It seems to me that attempts to create any kind of code all sort of resemble on another and maybe don't address the issues of the sheer wildness of unsupervised blgging. Meanwhile, I think one of the key areas is privacy and use of information. When you look here, make sure to click on the Rosen NYT article. That gives us a lot to go on. But, in a way, we're a living lab right here. What can you post about what goes in in class and out of class? Everything? What kinds of protections do we have. What happens when Jason (or somebody) reads something and wants to meet us?

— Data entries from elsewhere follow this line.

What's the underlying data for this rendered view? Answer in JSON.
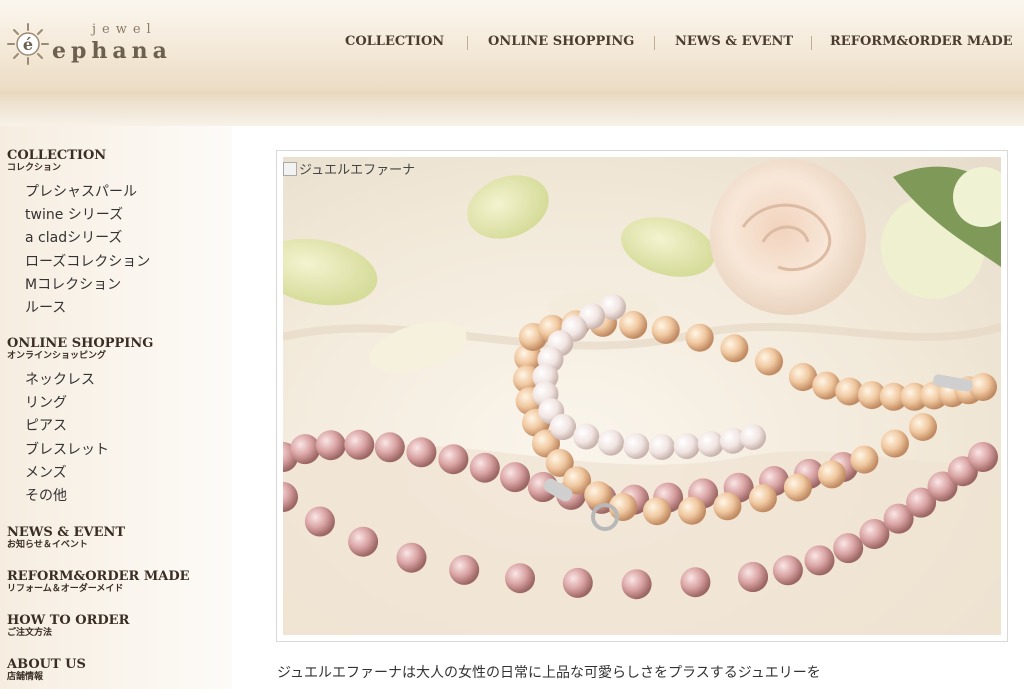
{
  "brand": {
    "jewel": "jewel",
    "name": "ephana"
  },
  "global_nav": {
    "items": [
      {
        "label": "COLLECTION"
      },
      {
        "label": "ONLINE SHOPPING"
      },
      {
        "label": "NEWS & EVENT"
      },
      {
        "label": "REFORM&ORDER MADE"
      }
    ]
  },
  "sidebar": {
    "collection": {
      "title": "COLLECTION",
      "sub": "コレクション",
      "items": [
        "プレシャスパール",
        "twine シリーズ",
        "a cladシリーズ",
        "ローズコレクション",
        "Mコレクション",
        "ルース"
      ]
    },
    "online_shopping": {
      "title": "ONLINE SHOPPING",
      "sub": "オンラインショッピング",
      "items": [
        "ネックレス",
        "リング",
        "ピアス",
        "ブレスレット",
        "メンズ",
        "その他"
      ]
    },
    "news_event": {
      "title": "NEWS & EVENT",
      "sub": "お知らせ＆イベント"
    },
    "reform": {
      "title": "REFORM&ORDER MADE",
      "sub": "リフォーム＆オーダーメイド"
    },
    "how_to_order": {
      "title": "HOW TO ORDER",
      "sub": "ご注文方法"
    },
    "about_us": {
      "title": "ABOUT US",
      "sub": "店舗情報"
    }
  },
  "main": {
    "image_alt": "ジュエルエファーナ",
    "intro_text": "ジュエルエファーナは大人の女性の日常に上品な可愛らしさをプラスするジュエリーを"
  }
}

In this interview, Jay Rosen -- different Rosen -- offers this:
You speak of a “low barrier to entry and a high degree of anonymity for the author.” But for most users the higher the anonymity factor for the author, the higher the barrier of trust.
What some people can’t seem to get over is that other people can say any damn thing they want on the Internet! How can you trust any of it? is their natural reaction to all open systems. Closed systems—and professional journalism is one—develop trust in one way. Open systems have to do it a much different way. Expecting one to look like the other is unreasonable
2 comments:
funny you mention wikipedia...i read the first subsection of the bloggers code of ethics and thought to myself, "hmm...what would jason say about this and wikipedia?"
http://blogs.smh.com.au/mashup/archives//007473.html#302905
The discussion on the article is pretty interesting.